Van quedando algunas lecciones de lo vivido. La primera es que la democracia nunca está asegurada, porque depende de que tenga defensores consecuentes. Es indispensable erradicar la violencia como método político, El país necesita reforzar la estabilidad y la gobernabilidad, y eso exige garantizar el monopolio de la fuerza por parte del Estado, desarticular a los grupos armados en el sur y asegurar el imperio de la ley en todo el territorio.
A la luz del escándalo de las fundaciones captadoras de platas del Estado, se acrecienta la necesidad de fortalecer la decencia en la actividad política y la probidad en los cargos públicos. El Estado no puede ser el botín del gobierno de turno. Hay que defender los recursos del país y castigar a quienes traicionan la fe pública.
País resistente, decíamos. Vulnerable, por supuesto, pero resistente. Chile no se dejó refundar como pretendían quienes avalaron el proyecto de Constitución rechazado el 4 de septiembre pasado. Se ha vigorizado el sentido de ciudadanía, que nos iguala a todos por encima de la raza, el sexo o cualquier otra condición. Se ha reforzado la convicción de que somos una sola nación, que integra etnias, culturas y tradiciones, y se ha reforzado también la conciencia de que la democracia, junto con reconocer la diversidad, debe alentar la integración y la cooperación.

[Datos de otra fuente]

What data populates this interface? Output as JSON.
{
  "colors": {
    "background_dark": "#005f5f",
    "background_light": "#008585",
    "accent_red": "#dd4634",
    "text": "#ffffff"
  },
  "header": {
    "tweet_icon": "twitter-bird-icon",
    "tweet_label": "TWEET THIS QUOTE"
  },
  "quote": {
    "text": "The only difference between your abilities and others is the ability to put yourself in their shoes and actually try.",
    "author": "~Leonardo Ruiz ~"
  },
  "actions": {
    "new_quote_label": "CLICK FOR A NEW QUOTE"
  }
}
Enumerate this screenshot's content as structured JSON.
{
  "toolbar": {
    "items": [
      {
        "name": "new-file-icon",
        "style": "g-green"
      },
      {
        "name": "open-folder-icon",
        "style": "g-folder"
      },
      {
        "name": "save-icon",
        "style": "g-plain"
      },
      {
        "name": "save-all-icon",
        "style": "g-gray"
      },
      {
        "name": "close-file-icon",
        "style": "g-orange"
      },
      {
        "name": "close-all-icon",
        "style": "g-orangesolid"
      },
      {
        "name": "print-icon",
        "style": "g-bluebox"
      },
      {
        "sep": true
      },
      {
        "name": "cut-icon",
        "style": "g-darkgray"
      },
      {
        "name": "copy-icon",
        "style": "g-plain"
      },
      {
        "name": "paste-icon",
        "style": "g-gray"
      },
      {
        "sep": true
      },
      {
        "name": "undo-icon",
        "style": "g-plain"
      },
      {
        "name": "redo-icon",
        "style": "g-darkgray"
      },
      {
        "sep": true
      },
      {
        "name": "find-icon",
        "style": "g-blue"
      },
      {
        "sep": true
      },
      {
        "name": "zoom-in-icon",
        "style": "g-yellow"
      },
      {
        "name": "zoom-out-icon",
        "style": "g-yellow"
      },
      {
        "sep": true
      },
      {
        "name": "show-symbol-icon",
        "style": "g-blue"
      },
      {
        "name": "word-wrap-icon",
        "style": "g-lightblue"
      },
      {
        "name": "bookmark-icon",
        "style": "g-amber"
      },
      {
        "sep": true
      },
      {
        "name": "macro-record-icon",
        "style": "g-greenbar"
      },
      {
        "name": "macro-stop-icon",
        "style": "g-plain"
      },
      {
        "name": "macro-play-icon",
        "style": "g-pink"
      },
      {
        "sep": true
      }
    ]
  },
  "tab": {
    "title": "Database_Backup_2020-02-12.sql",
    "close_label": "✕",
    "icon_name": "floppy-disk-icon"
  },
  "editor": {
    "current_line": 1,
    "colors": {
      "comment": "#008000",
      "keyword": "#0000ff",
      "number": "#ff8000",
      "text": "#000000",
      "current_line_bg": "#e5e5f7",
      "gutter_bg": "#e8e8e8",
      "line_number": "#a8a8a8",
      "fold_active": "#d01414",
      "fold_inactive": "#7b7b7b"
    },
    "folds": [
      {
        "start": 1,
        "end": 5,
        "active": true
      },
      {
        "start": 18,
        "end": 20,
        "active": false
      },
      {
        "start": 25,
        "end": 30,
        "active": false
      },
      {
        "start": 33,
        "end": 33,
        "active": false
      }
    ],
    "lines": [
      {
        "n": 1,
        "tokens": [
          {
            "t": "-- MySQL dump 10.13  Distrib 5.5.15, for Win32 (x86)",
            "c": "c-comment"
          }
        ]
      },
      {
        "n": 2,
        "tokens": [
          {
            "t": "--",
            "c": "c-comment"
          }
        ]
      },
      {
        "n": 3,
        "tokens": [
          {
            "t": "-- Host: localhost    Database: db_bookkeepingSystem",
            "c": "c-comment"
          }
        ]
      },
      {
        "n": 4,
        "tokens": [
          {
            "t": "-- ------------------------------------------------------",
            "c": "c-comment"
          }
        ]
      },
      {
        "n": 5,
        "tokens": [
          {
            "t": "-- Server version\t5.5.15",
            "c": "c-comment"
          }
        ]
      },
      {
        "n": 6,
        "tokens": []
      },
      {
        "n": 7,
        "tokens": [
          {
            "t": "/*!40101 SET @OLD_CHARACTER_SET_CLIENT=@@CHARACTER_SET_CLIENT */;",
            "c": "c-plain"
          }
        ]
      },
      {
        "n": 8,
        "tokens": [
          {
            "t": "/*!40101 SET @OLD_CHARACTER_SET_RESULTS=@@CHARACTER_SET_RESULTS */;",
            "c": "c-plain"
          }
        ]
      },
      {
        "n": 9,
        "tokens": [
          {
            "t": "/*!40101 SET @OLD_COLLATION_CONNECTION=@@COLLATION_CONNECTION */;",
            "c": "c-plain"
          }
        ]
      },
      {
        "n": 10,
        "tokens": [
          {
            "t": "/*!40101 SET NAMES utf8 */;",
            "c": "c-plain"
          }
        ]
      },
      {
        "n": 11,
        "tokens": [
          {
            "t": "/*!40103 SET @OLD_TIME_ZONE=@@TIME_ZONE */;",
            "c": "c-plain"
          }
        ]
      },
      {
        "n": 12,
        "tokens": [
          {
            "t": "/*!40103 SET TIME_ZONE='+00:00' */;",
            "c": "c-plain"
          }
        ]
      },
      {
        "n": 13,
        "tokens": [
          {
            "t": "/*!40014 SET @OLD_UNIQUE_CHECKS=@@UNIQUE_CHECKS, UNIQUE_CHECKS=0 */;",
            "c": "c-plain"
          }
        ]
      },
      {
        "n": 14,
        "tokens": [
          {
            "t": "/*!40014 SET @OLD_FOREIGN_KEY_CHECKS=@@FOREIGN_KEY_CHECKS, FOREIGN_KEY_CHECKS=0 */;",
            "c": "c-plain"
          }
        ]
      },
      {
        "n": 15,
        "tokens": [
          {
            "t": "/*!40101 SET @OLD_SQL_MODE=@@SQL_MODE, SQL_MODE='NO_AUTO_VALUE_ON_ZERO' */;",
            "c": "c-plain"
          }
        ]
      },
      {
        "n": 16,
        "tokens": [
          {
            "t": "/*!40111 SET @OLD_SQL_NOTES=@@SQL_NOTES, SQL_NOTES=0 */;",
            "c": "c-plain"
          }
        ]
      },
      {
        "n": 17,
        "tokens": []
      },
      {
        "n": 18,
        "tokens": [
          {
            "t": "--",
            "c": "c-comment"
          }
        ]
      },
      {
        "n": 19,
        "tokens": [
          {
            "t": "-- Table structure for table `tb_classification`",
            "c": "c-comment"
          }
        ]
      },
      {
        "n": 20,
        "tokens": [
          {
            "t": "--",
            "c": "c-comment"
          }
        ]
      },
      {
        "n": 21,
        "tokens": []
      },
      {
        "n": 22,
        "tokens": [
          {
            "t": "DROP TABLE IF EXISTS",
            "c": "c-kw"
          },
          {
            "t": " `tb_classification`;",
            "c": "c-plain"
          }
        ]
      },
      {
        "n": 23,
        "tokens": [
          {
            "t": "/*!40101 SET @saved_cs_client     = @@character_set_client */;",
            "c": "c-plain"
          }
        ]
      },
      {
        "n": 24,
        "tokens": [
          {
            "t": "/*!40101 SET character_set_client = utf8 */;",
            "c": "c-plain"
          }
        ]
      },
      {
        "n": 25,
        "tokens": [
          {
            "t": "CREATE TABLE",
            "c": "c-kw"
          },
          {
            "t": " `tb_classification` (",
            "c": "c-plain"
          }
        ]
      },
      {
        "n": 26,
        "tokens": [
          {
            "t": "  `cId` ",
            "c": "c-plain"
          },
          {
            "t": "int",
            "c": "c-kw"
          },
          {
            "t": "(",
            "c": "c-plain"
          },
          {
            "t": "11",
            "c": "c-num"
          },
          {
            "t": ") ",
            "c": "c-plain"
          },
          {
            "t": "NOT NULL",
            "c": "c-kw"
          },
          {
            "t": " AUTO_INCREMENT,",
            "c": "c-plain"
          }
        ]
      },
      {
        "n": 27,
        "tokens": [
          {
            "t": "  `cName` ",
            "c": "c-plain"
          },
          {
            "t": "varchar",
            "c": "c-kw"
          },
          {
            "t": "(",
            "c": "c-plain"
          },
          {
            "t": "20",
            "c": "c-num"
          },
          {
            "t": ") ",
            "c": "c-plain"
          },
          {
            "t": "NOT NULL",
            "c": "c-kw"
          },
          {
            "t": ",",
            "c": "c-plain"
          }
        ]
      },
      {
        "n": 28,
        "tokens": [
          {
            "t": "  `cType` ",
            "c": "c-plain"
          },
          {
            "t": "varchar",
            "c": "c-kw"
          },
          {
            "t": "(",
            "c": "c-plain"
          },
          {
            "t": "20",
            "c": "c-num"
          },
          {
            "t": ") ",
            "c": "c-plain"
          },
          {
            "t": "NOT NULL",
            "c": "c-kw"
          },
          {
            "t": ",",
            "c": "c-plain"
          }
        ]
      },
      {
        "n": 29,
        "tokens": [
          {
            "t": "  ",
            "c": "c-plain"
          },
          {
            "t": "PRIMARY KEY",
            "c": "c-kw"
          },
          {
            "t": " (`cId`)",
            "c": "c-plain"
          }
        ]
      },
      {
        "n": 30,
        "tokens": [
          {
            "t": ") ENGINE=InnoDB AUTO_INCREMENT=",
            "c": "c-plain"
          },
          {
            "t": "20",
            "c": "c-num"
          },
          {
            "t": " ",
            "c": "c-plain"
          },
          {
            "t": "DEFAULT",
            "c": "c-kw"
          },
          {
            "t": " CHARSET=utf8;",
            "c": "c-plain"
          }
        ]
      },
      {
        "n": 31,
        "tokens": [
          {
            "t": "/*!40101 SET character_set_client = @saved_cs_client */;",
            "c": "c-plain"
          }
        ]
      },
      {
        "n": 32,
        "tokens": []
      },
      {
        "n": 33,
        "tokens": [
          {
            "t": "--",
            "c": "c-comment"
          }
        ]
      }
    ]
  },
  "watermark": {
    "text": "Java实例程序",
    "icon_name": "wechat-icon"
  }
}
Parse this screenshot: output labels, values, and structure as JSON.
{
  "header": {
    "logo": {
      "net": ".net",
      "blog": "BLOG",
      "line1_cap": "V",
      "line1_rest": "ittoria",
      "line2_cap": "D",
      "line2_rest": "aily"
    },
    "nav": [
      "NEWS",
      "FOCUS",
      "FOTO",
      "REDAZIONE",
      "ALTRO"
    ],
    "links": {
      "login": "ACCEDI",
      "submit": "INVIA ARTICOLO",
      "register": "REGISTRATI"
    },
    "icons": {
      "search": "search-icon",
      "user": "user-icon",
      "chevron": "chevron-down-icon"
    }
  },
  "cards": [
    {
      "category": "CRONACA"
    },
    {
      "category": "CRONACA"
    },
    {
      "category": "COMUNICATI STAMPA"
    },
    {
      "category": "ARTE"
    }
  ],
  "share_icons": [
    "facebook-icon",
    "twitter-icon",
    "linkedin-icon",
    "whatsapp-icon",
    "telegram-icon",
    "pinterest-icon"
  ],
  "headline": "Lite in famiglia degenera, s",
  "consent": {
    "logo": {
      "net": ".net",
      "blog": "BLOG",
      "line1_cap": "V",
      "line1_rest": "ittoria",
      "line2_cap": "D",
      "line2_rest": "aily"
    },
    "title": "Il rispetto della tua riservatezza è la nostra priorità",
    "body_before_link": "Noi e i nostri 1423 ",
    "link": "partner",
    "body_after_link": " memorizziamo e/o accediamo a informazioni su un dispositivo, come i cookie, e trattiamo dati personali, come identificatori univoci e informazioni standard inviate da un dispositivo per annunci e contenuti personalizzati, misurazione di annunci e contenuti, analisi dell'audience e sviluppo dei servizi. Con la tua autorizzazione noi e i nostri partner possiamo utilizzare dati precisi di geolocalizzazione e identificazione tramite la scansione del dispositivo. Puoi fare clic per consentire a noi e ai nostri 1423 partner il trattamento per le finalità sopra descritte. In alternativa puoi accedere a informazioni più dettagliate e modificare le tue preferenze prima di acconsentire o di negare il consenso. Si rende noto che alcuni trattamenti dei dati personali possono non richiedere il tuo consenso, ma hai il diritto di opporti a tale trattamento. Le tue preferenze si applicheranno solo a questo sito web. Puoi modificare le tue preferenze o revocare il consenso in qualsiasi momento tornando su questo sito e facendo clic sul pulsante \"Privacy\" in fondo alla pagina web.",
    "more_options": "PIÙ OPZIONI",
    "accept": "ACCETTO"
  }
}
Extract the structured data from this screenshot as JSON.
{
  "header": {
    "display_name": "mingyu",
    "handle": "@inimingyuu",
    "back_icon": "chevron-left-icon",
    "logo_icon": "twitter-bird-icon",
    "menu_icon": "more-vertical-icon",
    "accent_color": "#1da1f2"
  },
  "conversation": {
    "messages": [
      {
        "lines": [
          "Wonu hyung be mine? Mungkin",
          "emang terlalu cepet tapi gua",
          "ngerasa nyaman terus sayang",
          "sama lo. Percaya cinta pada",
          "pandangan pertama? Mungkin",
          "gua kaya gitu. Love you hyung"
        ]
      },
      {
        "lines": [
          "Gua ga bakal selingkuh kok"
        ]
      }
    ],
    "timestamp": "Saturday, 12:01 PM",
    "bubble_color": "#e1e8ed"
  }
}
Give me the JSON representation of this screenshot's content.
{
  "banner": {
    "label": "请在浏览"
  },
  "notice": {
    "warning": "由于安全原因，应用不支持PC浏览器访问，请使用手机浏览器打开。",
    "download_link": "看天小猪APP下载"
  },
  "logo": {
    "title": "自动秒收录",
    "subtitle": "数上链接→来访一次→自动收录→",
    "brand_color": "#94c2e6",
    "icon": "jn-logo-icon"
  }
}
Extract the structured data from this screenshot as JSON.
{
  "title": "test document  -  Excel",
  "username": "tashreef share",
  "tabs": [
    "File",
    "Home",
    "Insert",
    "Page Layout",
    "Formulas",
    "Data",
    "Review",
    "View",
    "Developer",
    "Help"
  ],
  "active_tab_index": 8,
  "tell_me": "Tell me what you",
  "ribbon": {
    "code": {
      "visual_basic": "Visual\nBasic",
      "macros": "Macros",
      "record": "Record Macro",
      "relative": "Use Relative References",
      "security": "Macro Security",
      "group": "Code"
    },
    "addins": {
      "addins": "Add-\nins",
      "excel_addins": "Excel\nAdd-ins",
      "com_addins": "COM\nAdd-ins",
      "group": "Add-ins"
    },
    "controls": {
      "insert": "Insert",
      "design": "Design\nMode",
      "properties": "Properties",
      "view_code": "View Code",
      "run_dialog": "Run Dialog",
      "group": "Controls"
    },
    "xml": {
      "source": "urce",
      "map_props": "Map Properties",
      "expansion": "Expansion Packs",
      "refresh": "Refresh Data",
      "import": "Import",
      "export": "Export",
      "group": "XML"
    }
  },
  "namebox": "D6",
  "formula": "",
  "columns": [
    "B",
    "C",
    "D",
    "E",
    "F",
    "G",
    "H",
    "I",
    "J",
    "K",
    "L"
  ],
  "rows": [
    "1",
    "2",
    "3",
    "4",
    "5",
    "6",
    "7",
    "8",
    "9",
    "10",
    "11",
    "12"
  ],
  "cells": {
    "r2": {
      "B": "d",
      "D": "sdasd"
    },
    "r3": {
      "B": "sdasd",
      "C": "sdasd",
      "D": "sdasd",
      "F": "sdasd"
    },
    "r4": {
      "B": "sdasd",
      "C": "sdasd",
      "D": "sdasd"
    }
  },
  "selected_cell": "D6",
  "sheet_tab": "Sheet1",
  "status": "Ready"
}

Asunto crucial es mejorar la calidad de la política. Se necesita, entre otras cosas, una profunda renovación del Congreso. De ello depende que los ciudadanos sientan que tiene sentido sufragar. Pero, hay que ir más lejos. Si de cambios se trata, el más exigente es, ciertamente, la modernización del Estado.
¿Qué decir sobre el actual gobierno? Bueno, como dijimos, tenemos un país resistente.
Esperemos que el Presidente y sus colaboradores actúen con estricto sentido de las proporciones. Que sostengan la legalidad. Que no intenten usar la conmemoración de los 50 años para revivir las antiguas divisiones y los antiguos odios. Que alienten en lo posible el crecimiento económico y la creación de empleos. En fin, que sean realistas.
¿Qué le espera a Chile? No somos espectadores, sino actores. Lo que venga depende también de lo que hagamos o dejemos de hacer. Lo primero es sostener la vida en libertad. Eso significa convivir en la diversidad. Reconocernos como ciudadanos. Revindicar la razón y la necesidad de entendimiento en las cosas esenciales. Mejorar la vida, y sabemos que eso exige artesanía y paciencia, cambios graduales, generar condiciones para que la sociedad despliegue su capacidad creativa.
Chile puede superar esta etapa de confusión e incertidumbre. Tiene fortalezas que le permitieron superar duras pruebas en estos años, y que pueden ser la base de un nuevo impulso de progreso. Podemos salir adelante. Tenemos que unir fuerzas para ello.
*Palabras en la presentación del libro “La Democracia Bajo Asedio”.